Kyoujuu Tokusou Juspion (Investigação Especial da Feras Gigantes Juspion, em tradução livre) foi a quarta série/temporada da franquia Metal Hero da produtora Toei exibida originalmente de março de 1985 a março de 1986. A série foi planejada para modificar a franquia Metal Hero, cujas temporadas anteriores tiveram como tema o conceito de policiais espaciais, tentando se apropriar do sucesso no período dos daikaijuu — animais selvagens que sofreram modificações tornando-se únicos de seu tipo e gigantes — comumente presentes na franquia Super Sentai da Toei e no então recente remake do mais famoso kaijuu gigante ocorrido no filme Godzilla de 1984.

Kyoujuu Tokusou Juspion foi exibida no Brasil a partir de 1988 com o título O Fantástico Jaspion, no qual o nome do protagonista Juspion (contração de “justice” + “champion”) foi modificada para “Jaspion” para evitar eventuais equívocos de pronuncia que poderiam ser cometidos pelo público brasileiro.

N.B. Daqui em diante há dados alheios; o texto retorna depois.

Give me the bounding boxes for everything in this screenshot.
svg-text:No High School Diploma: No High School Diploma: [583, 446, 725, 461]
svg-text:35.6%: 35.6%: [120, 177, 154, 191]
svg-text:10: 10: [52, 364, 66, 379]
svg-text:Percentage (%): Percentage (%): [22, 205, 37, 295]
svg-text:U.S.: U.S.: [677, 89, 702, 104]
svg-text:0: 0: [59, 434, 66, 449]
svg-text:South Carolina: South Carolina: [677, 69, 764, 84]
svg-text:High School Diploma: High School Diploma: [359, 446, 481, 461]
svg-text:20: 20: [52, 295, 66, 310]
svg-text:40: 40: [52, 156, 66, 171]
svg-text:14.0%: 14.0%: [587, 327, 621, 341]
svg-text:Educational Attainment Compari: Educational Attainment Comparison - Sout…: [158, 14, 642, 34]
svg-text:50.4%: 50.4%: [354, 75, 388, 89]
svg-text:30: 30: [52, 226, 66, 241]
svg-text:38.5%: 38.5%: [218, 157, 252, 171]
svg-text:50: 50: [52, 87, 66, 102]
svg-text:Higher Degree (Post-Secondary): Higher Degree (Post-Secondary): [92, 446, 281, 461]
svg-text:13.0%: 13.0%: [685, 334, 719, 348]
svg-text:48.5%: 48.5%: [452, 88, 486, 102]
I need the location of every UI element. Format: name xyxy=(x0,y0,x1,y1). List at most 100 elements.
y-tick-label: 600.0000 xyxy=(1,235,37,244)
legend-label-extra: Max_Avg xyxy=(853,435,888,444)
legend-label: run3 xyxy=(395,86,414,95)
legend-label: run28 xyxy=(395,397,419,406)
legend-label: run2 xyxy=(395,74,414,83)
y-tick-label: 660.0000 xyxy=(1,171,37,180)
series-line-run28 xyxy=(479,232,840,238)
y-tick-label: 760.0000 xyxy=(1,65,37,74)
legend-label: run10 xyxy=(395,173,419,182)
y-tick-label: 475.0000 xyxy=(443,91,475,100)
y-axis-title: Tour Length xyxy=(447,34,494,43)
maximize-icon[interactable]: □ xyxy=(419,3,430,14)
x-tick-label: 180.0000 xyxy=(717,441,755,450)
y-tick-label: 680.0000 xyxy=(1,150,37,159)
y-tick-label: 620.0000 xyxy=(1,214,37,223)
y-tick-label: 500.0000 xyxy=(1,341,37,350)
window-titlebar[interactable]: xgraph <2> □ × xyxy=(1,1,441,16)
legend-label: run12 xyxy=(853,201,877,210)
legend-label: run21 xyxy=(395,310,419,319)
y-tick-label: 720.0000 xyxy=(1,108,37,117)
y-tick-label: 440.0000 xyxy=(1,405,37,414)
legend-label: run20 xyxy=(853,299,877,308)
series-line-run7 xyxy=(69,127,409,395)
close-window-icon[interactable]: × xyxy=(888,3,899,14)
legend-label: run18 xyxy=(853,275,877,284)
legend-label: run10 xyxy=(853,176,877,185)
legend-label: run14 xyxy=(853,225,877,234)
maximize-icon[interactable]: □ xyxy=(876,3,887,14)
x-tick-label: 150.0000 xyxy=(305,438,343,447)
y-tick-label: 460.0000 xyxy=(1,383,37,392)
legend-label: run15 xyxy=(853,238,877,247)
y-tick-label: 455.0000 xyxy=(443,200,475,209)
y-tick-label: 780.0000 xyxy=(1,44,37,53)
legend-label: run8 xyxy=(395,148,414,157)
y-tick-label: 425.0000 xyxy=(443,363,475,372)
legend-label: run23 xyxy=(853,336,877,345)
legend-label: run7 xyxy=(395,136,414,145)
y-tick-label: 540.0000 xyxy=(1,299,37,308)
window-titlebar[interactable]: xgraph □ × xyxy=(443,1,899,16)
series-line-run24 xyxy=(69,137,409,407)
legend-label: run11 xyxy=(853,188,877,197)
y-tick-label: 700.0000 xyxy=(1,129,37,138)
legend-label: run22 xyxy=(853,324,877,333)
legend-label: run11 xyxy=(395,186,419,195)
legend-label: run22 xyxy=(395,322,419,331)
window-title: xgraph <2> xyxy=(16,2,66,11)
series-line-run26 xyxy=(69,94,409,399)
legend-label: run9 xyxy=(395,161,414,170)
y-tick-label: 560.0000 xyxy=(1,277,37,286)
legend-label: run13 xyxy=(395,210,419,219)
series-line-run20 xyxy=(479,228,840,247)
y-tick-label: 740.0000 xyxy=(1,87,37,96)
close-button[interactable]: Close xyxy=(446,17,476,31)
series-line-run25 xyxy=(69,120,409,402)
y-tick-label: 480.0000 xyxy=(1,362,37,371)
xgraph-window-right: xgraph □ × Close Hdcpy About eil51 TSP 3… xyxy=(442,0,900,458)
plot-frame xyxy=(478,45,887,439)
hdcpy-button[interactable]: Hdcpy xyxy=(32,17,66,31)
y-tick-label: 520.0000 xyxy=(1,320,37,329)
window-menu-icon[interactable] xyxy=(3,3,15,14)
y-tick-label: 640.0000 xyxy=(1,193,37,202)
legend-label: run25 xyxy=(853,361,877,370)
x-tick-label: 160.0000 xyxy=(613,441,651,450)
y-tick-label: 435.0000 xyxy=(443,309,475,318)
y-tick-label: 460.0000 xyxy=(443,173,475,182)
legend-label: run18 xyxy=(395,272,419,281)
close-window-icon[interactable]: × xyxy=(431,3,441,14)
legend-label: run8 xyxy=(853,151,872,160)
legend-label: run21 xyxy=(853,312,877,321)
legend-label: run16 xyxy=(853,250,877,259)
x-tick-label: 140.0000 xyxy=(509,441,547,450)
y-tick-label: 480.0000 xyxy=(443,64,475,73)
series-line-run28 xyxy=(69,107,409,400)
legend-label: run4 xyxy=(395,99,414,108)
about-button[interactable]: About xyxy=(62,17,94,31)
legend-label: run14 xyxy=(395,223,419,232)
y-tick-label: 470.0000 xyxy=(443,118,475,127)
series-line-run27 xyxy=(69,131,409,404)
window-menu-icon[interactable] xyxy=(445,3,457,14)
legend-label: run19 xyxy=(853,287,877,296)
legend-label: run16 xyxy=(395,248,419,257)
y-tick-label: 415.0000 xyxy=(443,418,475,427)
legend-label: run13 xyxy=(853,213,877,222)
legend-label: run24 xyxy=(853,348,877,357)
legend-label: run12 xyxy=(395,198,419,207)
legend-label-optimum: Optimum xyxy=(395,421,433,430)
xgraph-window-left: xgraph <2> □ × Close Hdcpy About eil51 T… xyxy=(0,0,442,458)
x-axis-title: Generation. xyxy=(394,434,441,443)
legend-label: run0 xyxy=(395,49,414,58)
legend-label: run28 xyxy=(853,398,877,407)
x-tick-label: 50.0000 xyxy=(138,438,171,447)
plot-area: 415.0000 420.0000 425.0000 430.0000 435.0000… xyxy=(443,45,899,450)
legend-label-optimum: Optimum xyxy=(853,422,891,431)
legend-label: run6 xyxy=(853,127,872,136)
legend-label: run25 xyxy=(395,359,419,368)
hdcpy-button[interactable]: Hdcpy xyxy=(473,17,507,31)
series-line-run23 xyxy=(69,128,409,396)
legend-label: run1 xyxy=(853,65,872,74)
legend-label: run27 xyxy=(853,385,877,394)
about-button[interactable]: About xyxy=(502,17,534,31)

A partir de 1989 a EBAL publicou no Brasil histórias em quadrinhos que adaptavam episódios de Kyoujuu Tokusou Juspion e outras séries de tokusatsu. Mas, no final de 1990, o personagem ganhou uma publicação própria pela Editora Abril.

O Fantástico Jaspion da Abril teve doze números e foi publicado de novembro de 1990 a outubro de 1991. O título foi publicado com o selo Jaspion Hero-Club e, como as publicações de tokusatsu da EBAL, foi produzido pelo Studio Velpa, que tinha entre seus integrantes autores que já haviam trabalhado com outras publicações de histórias em quadrinhos nacionais, incluindo títulos da Disney e da Mauricio de Souza Produções. Cada um dos números trazia duas histórias, a primeira dedicada ao personagem título, e a segunda alternava entre diferentes personagens de tokusatsu da Toei. As histórias de Jaspion tinham roteiros de Rodrigo de Góes (1967–2018). Já as ilustrações ficaram a cargo de Aluir Amâncio (1968–) nos três primeiros números. A partir do número 4, os desenhos foram assumidos por Marcello Arantes, que também fez a arte-final de algumas histórias junto de outros artistas.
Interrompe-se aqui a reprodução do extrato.